— No hay material para reparar todos los daños, señor. Las velas no aguantarán.
— ¡Cuerpo de Dios! —masculló el capitán—. Dejaremos el grueso de la compañía aquí y unos pocos iremos armados a buscar ayuda. De no volver en tres días que Santiago nos guarde a todos.
Las órdenes para los que se quedaban eran claras: mantenerse todo lo cerca posible de los barcos, no acercarse a la costa más que lo estrictamente necesario y nunca bajar la guardia. Don Ernesto Maldonado de Mendoza, capitán de la expedición, iría con la treintena de valientes dispuestos a arriesgar la vida por sus compañeros. Cada uno de los que formaba la compañía se había ofrecido voluntario ante la llamada de su líder, al que respetaban profundamente.
Tras el rezo del ángelus y repartir el capellán las bendiciones, los voluntarios tomaron los pertrechos e iniciaron su ruta hacia lo desconocido. A la cabeza iban varios mozos con cotas de malla cortas y gruesos machetes abriendo camino, seguidos por don Ernesto y el aspa de San Andrés. Los treinta hombres rezumaban dureza y hierro, brillantes bajo ese sol ateo que parecía maldecir sus armas cada vez que se reflejaba en ellas.
Los pasos sonaban rítmicos entre riachuelos, arbustos, tierra, lodo y raíces. El chasquido de los machetes daba fuerte en las ramas arrancando sonidos desgajantes que se confundían con el pisar de las botas. De vez en cuando alguna llamada al orden sonaba cual látigo del cómitre; el alboroto llamaba demasiado la atención. Aunque ya no estuviesen perdidos en alta mar no podían bajar la guardia.
Pasaba ya un buen trecho desde que abandonaron la costa cuando un juramento se escuchó entre la soldadesca. Un mono había saltado desde una rama cercana y le había robado un mendrugo de pan a uno de los españoles, que perseguía al animal soltando blasfemias ante la divertida mirada de sus compañeros. El macaco, conocedor del terreno, esquivó con agilidad las callosas y sucias manos del soldado, que entre tanto jeribeque terminó por caer de bruces sobre un matorral. No tardó mucho en ser reprendido por su superior.

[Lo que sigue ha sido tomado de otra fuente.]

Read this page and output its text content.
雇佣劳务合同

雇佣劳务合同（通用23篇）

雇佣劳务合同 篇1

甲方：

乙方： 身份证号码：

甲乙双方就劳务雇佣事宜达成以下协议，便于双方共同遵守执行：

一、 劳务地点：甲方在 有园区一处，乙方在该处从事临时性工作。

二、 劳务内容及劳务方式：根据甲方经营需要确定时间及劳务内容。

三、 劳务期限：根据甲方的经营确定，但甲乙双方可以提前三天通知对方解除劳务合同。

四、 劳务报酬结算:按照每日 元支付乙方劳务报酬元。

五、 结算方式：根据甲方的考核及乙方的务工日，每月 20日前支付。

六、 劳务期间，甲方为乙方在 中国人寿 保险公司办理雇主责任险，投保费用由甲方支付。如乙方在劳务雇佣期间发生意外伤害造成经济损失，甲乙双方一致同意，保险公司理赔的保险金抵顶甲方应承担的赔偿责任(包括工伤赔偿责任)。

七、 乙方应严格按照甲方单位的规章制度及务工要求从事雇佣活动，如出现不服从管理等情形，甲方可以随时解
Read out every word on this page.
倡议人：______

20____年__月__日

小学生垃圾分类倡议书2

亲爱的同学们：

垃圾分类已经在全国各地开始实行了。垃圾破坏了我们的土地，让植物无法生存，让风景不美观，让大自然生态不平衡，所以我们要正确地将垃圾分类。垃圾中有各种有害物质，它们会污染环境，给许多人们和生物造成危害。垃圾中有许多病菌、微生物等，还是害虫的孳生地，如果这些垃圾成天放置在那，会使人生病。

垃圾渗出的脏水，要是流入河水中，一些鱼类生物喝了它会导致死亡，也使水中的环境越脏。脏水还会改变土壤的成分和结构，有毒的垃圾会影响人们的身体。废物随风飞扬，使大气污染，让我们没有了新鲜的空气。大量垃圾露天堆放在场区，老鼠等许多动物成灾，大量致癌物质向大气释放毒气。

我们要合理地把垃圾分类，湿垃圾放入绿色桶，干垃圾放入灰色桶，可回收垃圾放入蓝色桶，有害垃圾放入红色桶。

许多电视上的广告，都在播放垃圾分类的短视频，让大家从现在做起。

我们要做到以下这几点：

La marcha siguió en silencio, aquejada de ruidos extraños, calores insufribles y humedades que convertían las ropas en arrugadas telas pegadas a los cuerpos. Los morriones pesaban, las alabardas se enredaban en las ramas más bajas y los macheteros daban las primeras muestras de cansancio, pidiendo relevo a la hora de abrir camino entre la jungla. Por suerte los ánimos se mantenían alegres, bromeando continuamente en voz baja al verse en tierra firme de nuevo.
De pronto el chasquido de los machetes de cabeza se detuvo. Habían oído algo. Don Ernesto colocó a todo el mundo en posición defensiva e hizo traer al intérprete a su lado. Cánticos. Gritos y cánticos procedentes de un claro cercano.
— Taíno —afirmó el intérprete con seguridad tras escuchar las voces—. Amigo.
Don Ernesto miró grave al intérprete, intentando adivinar en sus ojos profundos y su tez morena algún atisbo de mentira. No lo encontró.
— Mosquetes y alabardas —susurró a su segundo—. En semicírculo y a mi señal. El pendón conmigo.
La espada del capitán brilló al desenvainar. Los rostros barbudos, duros y desafiantes, miraban con decisión a los árboles que les separaban de las voces. Don Ernesto escrutó la maleza y dirigió una leve mirada a sus hombres, bien preparados con los hierros por delante y en formación cerrada.
Respiró hondo, asintió, y treinta pares de botas comenzaron a avanzar.